Financial direction was also a key distinction between SMEs. 72 per cent of small firms in the North said they had in place a designated finance director compared to 58 per cent in the South. Also small business owners based in the North met with their bank manager more than southern firms, with 27 per cent of the North's SMEs holding meetings with their bank manager at least once a month, compared to just 11 per cent in the South.

The Shadow Minister for the North East, Rt Hon Nick Brown MP, also commented on the research: "This survey, coming hard on the heels of the BBC/Experian Survey [8 September 2010] is deeply worrying. They [the two surveys] effectively show that the North East is in for a double whammy of being least resistant to public sector cuts and worst served by private sector financing. The Government should do all in its power to get the banks lending again and fast.
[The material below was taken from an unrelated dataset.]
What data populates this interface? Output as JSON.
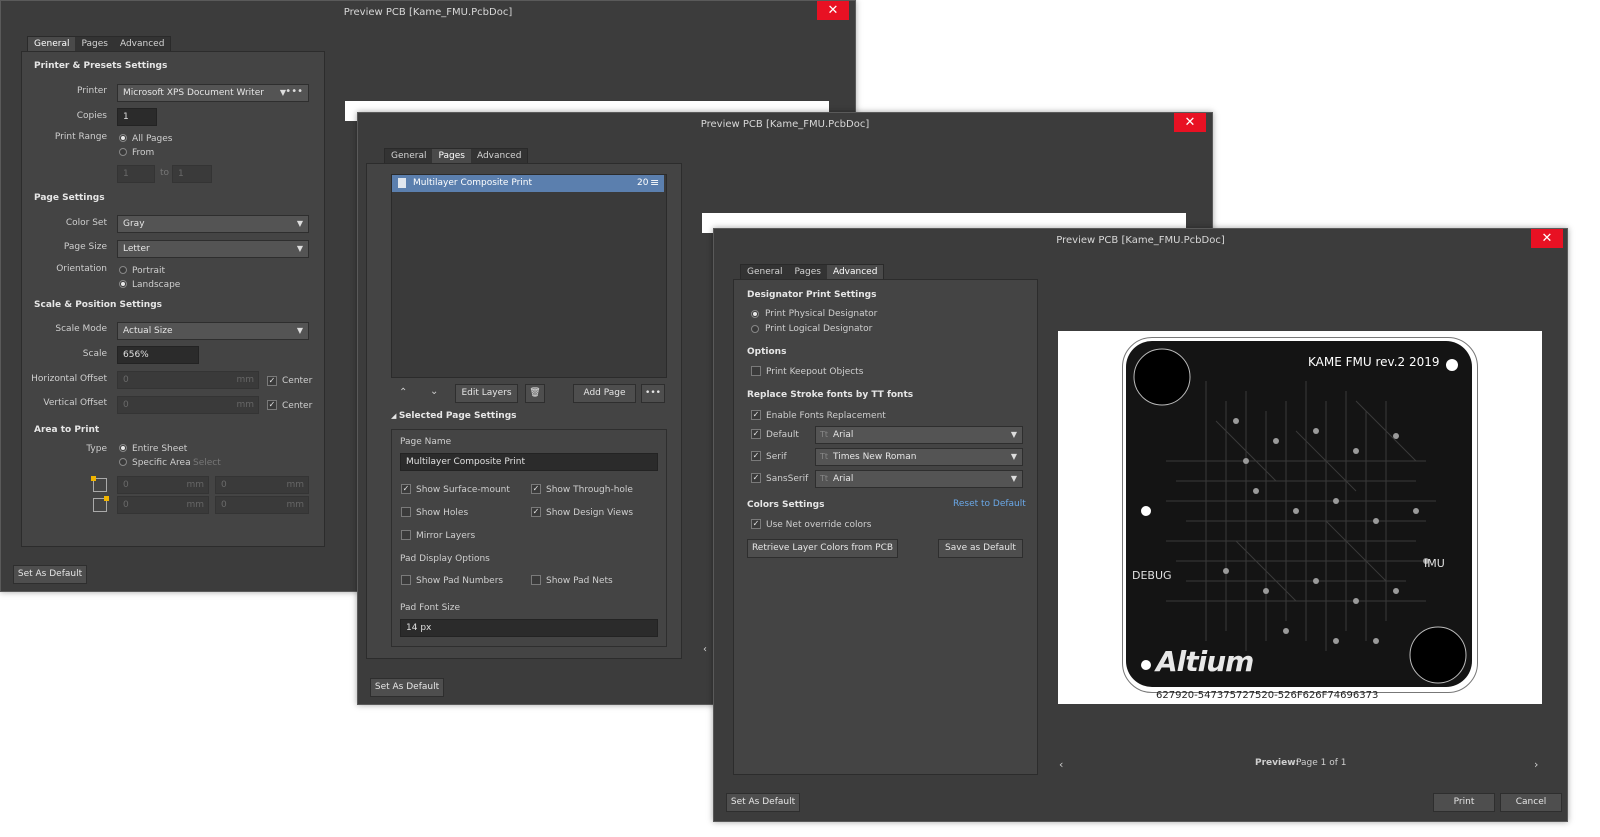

Otherwise we could be in for a double dip recession and a 1980s style waste land in the North East."

"It's been a tough time for UK SMEs that's proved particularly detrimental to small firms in the North who, in a nutshell, have been neglected by investors and banks in the Capital since the financial crisis unfolded", added Leoni Sceti. "SMEs across the North East and North West, for example, are starved of the funding essential to their growth despite the wealth of entrepreneurial potential across the Northern region."

"It's understandable and inevitable that investment prudence will be an ongoing theme as austerity Britain looks to economically recover but this cannot and should not be to the detriment of small businesses. The North in particular stands to suffer the most from a smaller investment pipeline and if such SME talent is wasted, this will only serve to hamper Britain's recovery in the long run, given SMEs are the lifeblood of the UK's economy."

"Ultimately, Northern companies are equipped with financial acumen but they lack the resources to utilise financial support. This is where advisory and investment management firms, such as ourselves can fill the void. We can provide the high level financial expertise, knowledge and direction as an outsourced entity that small companies need to progress, and ensure a healthy financial channel, putting Northern companies on an equal footing with their Southern counterparts."